Don: a few standards

Mike Ossipoff dfb at bbs.cruzio.com
Sat Nov 23 14:41:30 PST 1996


I know we've been all over this subject, and I shouldn't repeat this
again for Don, but there's an aspect to it that I haven't really
emphasized sufficiently, and so it seems justified to mention it
one more time. Forgive me for talking about those democratic principles
again, but this is for Don, and, besides, I'm describing IRO's failure
of the 2nd one in a better way than I did before.

***

But 1st of all, the whole idea, Don, is to compare methods according
to standards, principles & criteria that are important for their
own sake, things that voters consider important (or whose 
consequences voters consider important, whether or not they've
actually heard of the standards, principles or criteria), or
that electoral reformers consider important. It goes without
saying that these must be things that we consider important
for reasons other than that they might be the same as the
rule that we propose.

Note that I never said that a standard couldn't be the
same, or almost the same, as my favorite method's rule. Actually
that's the case, in fact. However the LO2E standard & the
majority rule standard are imporant for their own sake, and
the fact that Condorcet's method's rule is transparently
pretty much a re-statement of those desired things doesn't
count against my use of that standard in an argument. On
the contrary, since the standards are justified in their
own right, the fact that Condorcet is practically synonymous
with them counts very much _for_ Condorcet.

***

Now, for the basic democratic principles:

#1: If a majority of the voters indicate that they'd rather
have A than B, then, if we choose A or B, it should be A.

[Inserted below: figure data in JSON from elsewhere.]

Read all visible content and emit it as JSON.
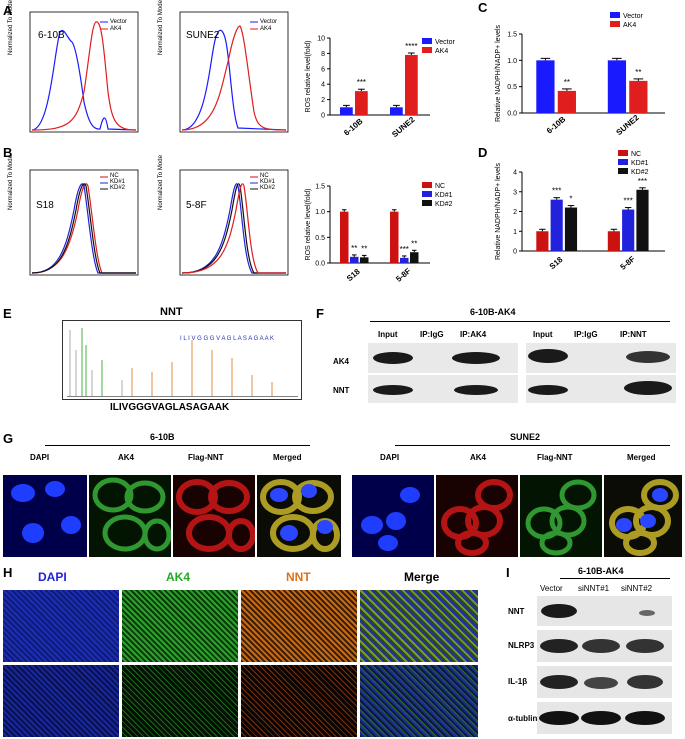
{
  "panel_letters": [
    "A",
    "B",
    "C",
    "D",
    "E",
    "F",
    "G",
    "H",
    "I"
  ],
  "colors": {
    "blue": "#1a1aff",
    "red": "#e01e1e",
    "black": "#111111",
    "nc": "#cc1111",
    "kd1": "#2222dd",
    "kd2": "#111111"
  },
  "flow": {
    "y_label": "Normalized To Mode",
    "a1": {
      "name": "6-10B",
      "legend": [
        "Vector",
        "AK4"
      ]
    },
    "a2": {
      "name": "SUNE2",
      "legend": [
        "Vector",
        "AK4"
      ]
    },
    "b1": {
      "name": "S18",
      "legend": [
        "NC",
        "KD#1",
        "KD#2"
      ]
    },
    "b2": {
      "name": "5-8F",
      "legend": [
        "NC",
        "KD#1",
        "KD#2"
      ]
    }
  },
  "chart_data": [
    {
      "id": "A-bar",
      "type": "bar",
      "ylabel": "ROS relative level(fold)",
      "ylim": [
        0,
        10
      ],
      "yticks": [
        0,
        2,
        4,
        6,
        8,
        10
      ],
      "categories": [
        "6-10B",
        "SUNE2"
      ],
      "series": [
        {
          "name": "Vector",
          "values": [
            1.0,
            1.0
          ]
        },
        {
          "name": "AK4",
          "values": [
            3.1,
            7.8
          ]
        }
      ],
      "annotations": [
        "***",
        "****"
      ]
    },
    {
      "id": "C",
      "type": "bar",
      "ylabel": "Relative NADPH/NADP+ levels",
      "ylim": [
        0,
        1.5
      ],
      "yticks": [
        0.0,
        0.5,
        1.0,
        1.5
      ],
      "categories": [
        "6-10B",
        "SUNE2"
      ],
      "series": [
        {
          "name": "Vector",
          "values": [
            1.0,
            1.0
          ]
        },
        {
          "name": "AK4",
          "values": [
            0.42,
            0.61
          ]
        }
      ],
      "annotations": [
        "**",
        "**"
      ]
    },
    {
      "id": "B-bar",
      "type": "bar",
      "ylabel": "ROS relative level(fold)",
      "ylim": [
        0,
        1.5
      ],
      "yticks": [
        0.0,
        0.5,
        1.0,
        1.5
      ],
      "categories": [
        "S18",
        "5-8F"
      ],
      "series": [
        {
          "name": "NC",
          "values": [
            1.0,
            1.0
          ]
        },
        {
          "name": "KD#1",
          "values": [
            0.12,
            0.1
          ]
        },
        {
          "name": "KD#2",
          "values": [
            0.11,
            0.21
          ]
        }
      ],
      "annotations": [
        [
          "**",
          "**"
        ],
        [
          "***",
          "**"
        ]
      ]
    },
    {
      "id": "D",
      "type": "bar",
      "ylabel": "Relative NADPH/NADP+ levels",
      "ylim": [
        0,
        4
      ],
      "yticks": [
        0,
        1,
        2,
        3,
        4
      ],
      "categories": [
        "S18",
        "5-8F"
      ],
      "series": [
        {
          "name": "NC",
          "values": [
            1.0,
            1.0
          ]
        },
        {
          "name": "KD#1",
          "values": [
            2.6,
            2.1
          ]
        },
        {
          "name": "KD#2",
          "values": [
            2.2,
            3.1
          ]
        }
      ],
      "annotations": [
        [
          "***",
          "*"
        ],
        [
          "***",
          "***"
        ]
      ]
    }
  ],
  "panelE": {
    "title": "NNT",
    "sequence": "ILIVGGGVAGLASAGAAK",
    "spectrum_seq": "I L I V G G G V A G L A S A G A A K"
  },
  "panelF": {
    "title": "6-10B-AK4",
    "cols_left": [
      "Input",
      "IP:IgG",
      "IP:AK4"
    ],
    "cols_right": [
      "Input",
      "IP:IgG",
      "IP:NNT"
    ],
    "rows": [
      "AK4",
      "NNT"
    ]
  },
  "panelG": {
    "left_title": "6-10B",
    "right_title": "SUNE2",
    "left_cols": [
      "DAPI",
      "AK4",
      "Flag-NNT",
      "Merged"
    ],
    "right_cols": [
      "DAPI",
      "AK4",
      "Flag-NNT",
      "Merged"
    ]
  },
  "panelH": {
    "cols": [
      "DAPI",
      "AK4",
      "NNT",
      "Merge"
    ]
  },
  "panelI": {
    "title": "6-10B-AK4",
    "cols": [
      "Vector",
      "siNNT#1",
      "siNNT#2"
    ],
    "rows": [
      "NNT",
      "NLRP3",
      "IL-1β",
      "α-tublin"
    ]
  }
}
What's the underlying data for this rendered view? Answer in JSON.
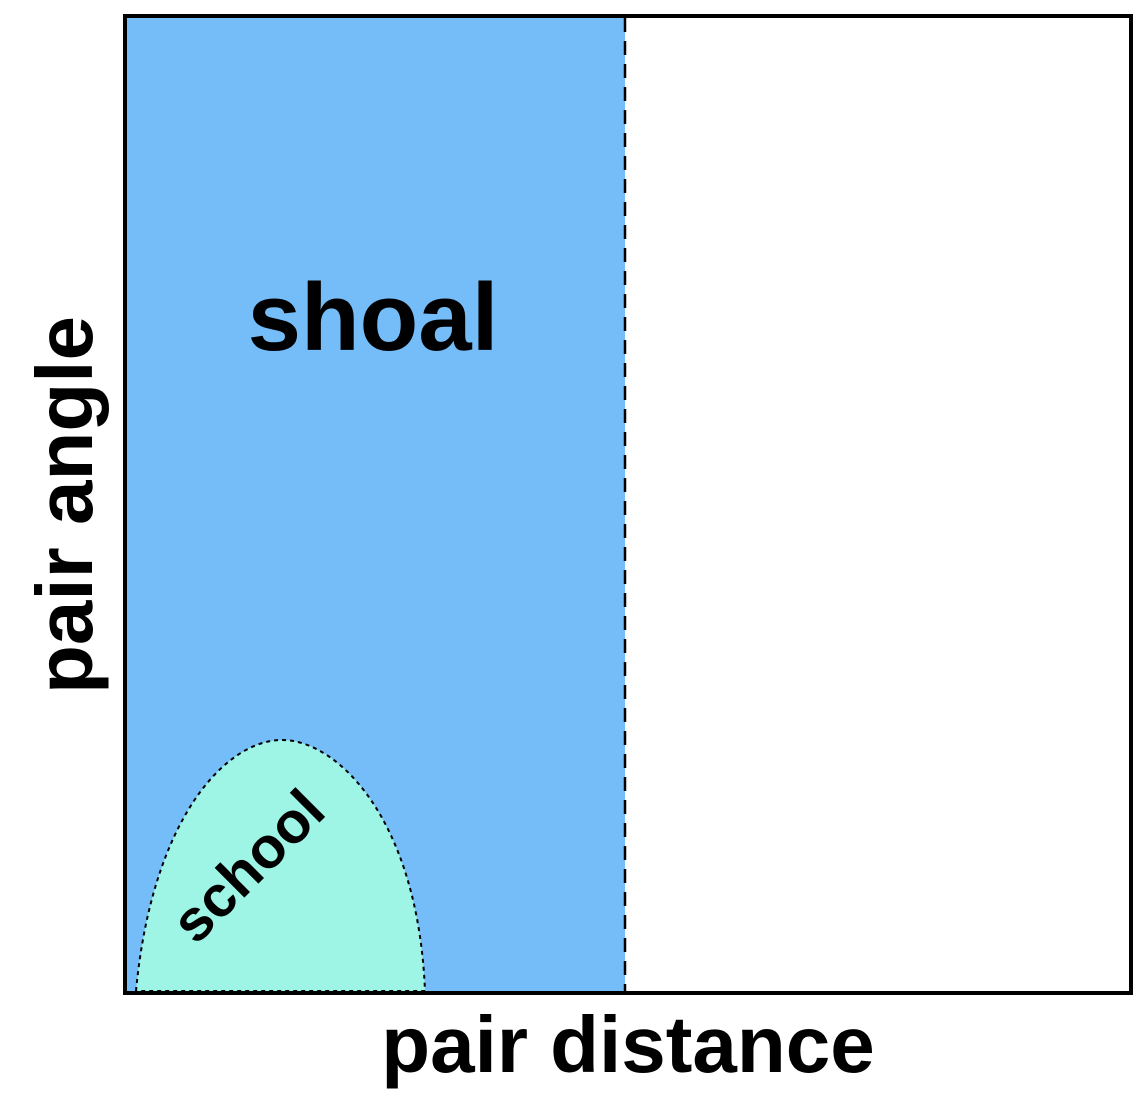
{
  "axes": {
    "x_label": "pair distance",
    "y_label": "pair angle"
  },
  "regions": {
    "shoal": {
      "label": "shoal",
      "color": "#74bdf8"
    },
    "school": {
      "label": "school",
      "color": "#9ef5e6"
    }
  },
  "colors": {
    "frame": "#000000",
    "background": "#ffffff"
  }
}
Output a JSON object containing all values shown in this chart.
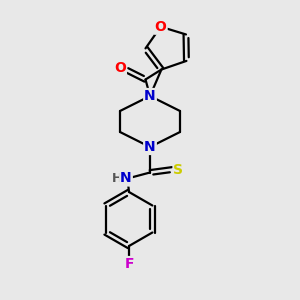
{
  "bg_color": "#e8e8e8",
  "bond_color": "#000000",
  "atom_colors": {
    "O": "#ff0000",
    "N": "#0000cc",
    "S": "#cccc00",
    "F": "#cc00cc",
    "H": "#555555",
    "C": "#000000"
  },
  "line_width": 1.6,
  "font_size": 10,
  "figsize": [
    3.0,
    3.0
  ],
  "dpi": 100,
  "xlim": [
    0,
    10
  ],
  "ylim": [
    0,
    10
  ]
}
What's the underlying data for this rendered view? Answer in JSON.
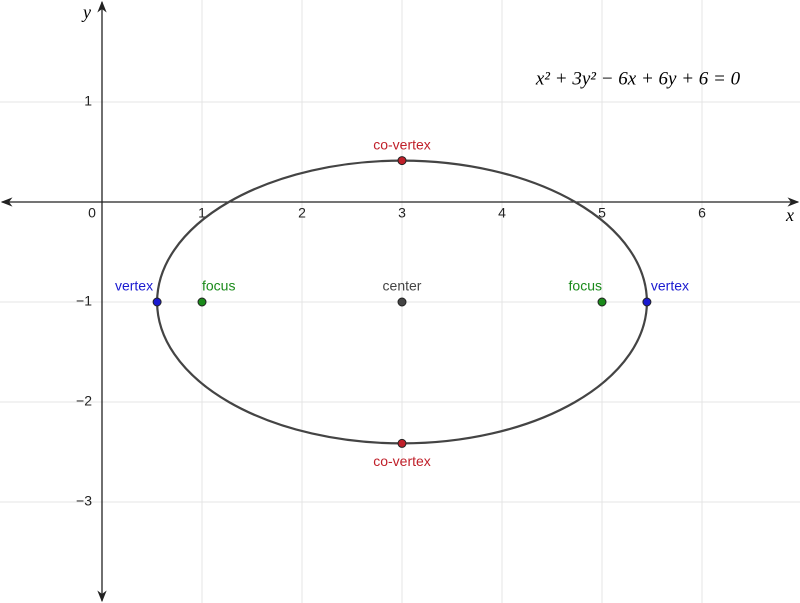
{
  "chart_data": {
    "type": "ellipse-plot",
    "equation": "x² + 3y² − 6x + 6y + 6 = 0",
    "x_label": "x",
    "y_label": "y",
    "xlim": [
      -1.02,
      6.98
    ],
    "ylim": [
      -4.01,
      2.02
    ],
    "xticks": [
      0,
      1,
      2,
      3,
      4,
      5,
      6
    ],
    "yticks": [
      1,
      {
        "value": -1,
        "label": "−1"
      },
      {
        "value": -2,
        "label": "−2"
      },
      {
        "value": -3,
        "label": "−3"
      }
    ],
    "grid": true,
    "ellipse": {
      "center": [
        3,
        -1
      ],
      "rx": 2.449,
      "ry": 1.414,
      "color": "#444444"
    },
    "points": [
      {
        "label": "co-vertex",
        "x": 3,
        "y": 0.414,
        "color": "#c0202a"
      },
      {
        "label": "co-vertex",
        "x": 3,
        "y": -2.414,
        "color": "#c0202a"
      },
      {
        "label": "vertex",
        "x": 0.551,
        "y": -1,
        "color": "#1a1ad0"
      },
      {
        "label": "vertex",
        "x": 5.449,
        "y": -1,
        "color": "#1a1ad0"
      },
      {
        "label": "focus",
        "x": 1,
        "y": -1,
        "color": "#1a8a1a"
      },
      {
        "label": "focus",
        "x": 5,
        "y": -1,
        "color": "#1a8a1a"
      },
      {
        "label": "center",
        "x": 3,
        "y": -1,
        "color": "#444444"
      }
    ]
  }
}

This, Don, is something whose desirability is obvious for its
own sake. Majority rule. As I said, only Condorcet (& its
close relative, Simpson-Kramer) will never unnecessarily violate
that principle.

#2: If the number of voters indicating that they'd rather
have A than B is greater than the number indicating that they'd
rather have B than A, then, if we choose A or B, it should
be A.

There are lots of methods that will never unnecessarily violate
this 2nd basic democratic principle. Condorcet is one of them.
IRO isn't one of them.

But wait. It gets better:

IRO is the only rank-balloting method that can violate principle #2,
even if all of the voters rank, alone in 1st or 2nd place, the
alternative whose election wouldn't violate that principle.

***

But when I spoke of Condorcet transparently carrying out
what we want with the LO2E & majority rule standards, 
being practically a re-statement of what we want with
those standards, I was talking about the fact that it
counts "votes-against".

Tom mentioned that a good way to put the goal is that we'd
like our 2nd place ranking for a compromise to fully count
for it against things less-liked, but not against our
1st choice. Voters to whom LO2E is important insist on
casting a vote against, and our goal is so that they
can do that, while still voting their favorite over
everything. I point out that a method that counts
votes-against is transparently doing what LO2E is about,
is virtually nothing other than a re-statement of LO2E.

And, with majority rule, the votes-against count is the
very obvious way to respect basic democratic principle #1
(as numbered in this letter). So obvious that you could
accuse me of writing that rule for that purpose, & I
wouldn't even deny it. It's practically the same thing,
and not only do I admit that, but I assert it.